The HackBack hacker is back.
The Cayman National Bank has suffered a massive data breach, reportedly, carried out by hacktivist Phineas Fisher also known as HackBack.
The hacker published over 2TB of data belonging to the bank’s 1400 customers including roughly 640,000 emails. Almost half of the customers are registered at the Cayman National Bank (Isle of Man). The data includes complete addresses of the customers, and balance information and owner names of 3800 bank accounts.
The link to the archive was uploaded on the Twitter account of Distributed Denial of Service. The Cayman National bank and Trust confirmed hacking of “raw” data from its database while sharing an internal document containing details of the hack attack. However, the scope of “data hack” is yet to be explained by the bank.
Here’s a screenshot of the tweet from @DDoSecrets account:
Phineas Fisher revealed while talking to the Motherboard that the data he has managed to steal is the “most detailed view of international banks that the public will ever have access to,” and accused the bank to be involved in money laundering backed by the “Russian oligarchy” and others.
Fisher also stated that hacking has evolved into a powerful medium but only a fraction of its actual potential is utilized but the golden years of hacktivism are not much far and a little investment can do wonders for hackers.
According to details shared by the Cayman National Corporation, the data hack affected records of the Cayman National Bank (Isle of Man) Limited, and Cayman National Trust Company (Isle of Man) Ltd. branches.
Moreover, the Cayman National Bank and any of its other affiliates in the Cayman Islands were not affected by the breach because the two banks have separate systems of storing databases, client information as well as email platforms.
Despite the best efforts of leading data security consultants, this criminal hacking group has breached our system, the bank said in a press release.
The bank has now notified the Isle of Man Financial Services Authority, the Cayman Islands Monetary Authority, and Information Commissioner’s Office about the data hack.

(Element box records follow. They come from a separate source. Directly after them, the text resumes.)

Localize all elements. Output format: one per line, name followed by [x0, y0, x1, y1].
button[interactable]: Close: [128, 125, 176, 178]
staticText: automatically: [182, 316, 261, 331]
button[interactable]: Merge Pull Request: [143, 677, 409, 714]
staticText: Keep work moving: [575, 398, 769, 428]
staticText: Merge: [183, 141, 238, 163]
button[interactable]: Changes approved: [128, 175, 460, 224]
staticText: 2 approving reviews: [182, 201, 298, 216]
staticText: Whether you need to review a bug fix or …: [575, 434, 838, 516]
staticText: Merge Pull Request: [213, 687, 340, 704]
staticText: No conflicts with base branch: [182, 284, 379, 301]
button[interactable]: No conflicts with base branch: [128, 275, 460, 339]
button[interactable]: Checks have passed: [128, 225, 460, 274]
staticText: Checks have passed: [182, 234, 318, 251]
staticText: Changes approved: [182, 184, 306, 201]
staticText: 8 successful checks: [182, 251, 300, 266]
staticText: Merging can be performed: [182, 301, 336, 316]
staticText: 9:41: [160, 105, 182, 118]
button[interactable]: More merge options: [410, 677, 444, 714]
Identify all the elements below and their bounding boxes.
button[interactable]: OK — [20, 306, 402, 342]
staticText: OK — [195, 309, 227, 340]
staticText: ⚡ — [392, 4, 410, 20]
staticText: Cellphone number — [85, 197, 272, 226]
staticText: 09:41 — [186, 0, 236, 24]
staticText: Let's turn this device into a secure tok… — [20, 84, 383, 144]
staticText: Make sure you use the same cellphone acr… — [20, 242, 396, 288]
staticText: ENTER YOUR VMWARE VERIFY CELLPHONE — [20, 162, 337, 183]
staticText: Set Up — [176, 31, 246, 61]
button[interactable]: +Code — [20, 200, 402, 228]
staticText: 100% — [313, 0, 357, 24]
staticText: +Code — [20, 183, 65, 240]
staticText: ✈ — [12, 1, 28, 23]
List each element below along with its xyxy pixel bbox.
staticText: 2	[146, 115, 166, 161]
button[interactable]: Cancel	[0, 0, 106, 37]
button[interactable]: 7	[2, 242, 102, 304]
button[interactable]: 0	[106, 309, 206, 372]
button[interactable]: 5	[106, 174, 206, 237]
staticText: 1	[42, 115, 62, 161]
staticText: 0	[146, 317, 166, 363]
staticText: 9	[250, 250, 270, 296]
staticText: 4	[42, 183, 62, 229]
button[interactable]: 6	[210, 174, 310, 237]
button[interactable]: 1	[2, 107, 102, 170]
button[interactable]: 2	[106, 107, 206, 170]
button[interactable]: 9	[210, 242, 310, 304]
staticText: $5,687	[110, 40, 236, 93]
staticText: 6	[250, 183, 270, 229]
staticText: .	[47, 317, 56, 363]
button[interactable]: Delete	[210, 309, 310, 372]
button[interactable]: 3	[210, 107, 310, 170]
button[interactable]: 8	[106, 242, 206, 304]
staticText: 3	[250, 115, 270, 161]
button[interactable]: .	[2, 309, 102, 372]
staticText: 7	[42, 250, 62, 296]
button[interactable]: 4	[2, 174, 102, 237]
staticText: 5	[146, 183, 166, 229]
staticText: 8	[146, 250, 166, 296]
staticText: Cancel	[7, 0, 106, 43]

With this data breach, the Cayman National Bank (Isle of Man) joins the list of many other banks targeted by hackers recently. It is worth noting that the hacker also added a file in the Spanish language titled HackBack to the archive, which is more or less a DIY guide to hack banks and contained repeated references to the Cult of the Dead Cow files.
The hacker explained, apart from other things, the nitty-gritty of how to rob a bank. Phineas Fisher also confirmed stealing a few hundred thousand euros from the bank and urged fellow hackers to follow their conscience and not the law to benefit from hacktivism.
Phineas Fisher’s identity is yet unknown but their hacks have impacted companies around the world. For instance, they are the same hacker who hacked the Italian company Hacking Team in 2015 and released over 400GB of data that included source code of the FinFisher spyware used by regimes around the world.
The same hacker also hacked the official websites of The Bilderberg Group and Sindicat De Mossos d’Esquadra (SME) or the Catalan Police Union and leaked a trove of sensitive data online. However, their hacks involving stealing Bitcoins and donating them to Kurdish groups against ISIS gave them the label of “RobinHood hacker.”
Phineas Fisher believes that targeting mainstream financial institutions is not a crime but activism/hacktivism as they are the oppressors and not victims.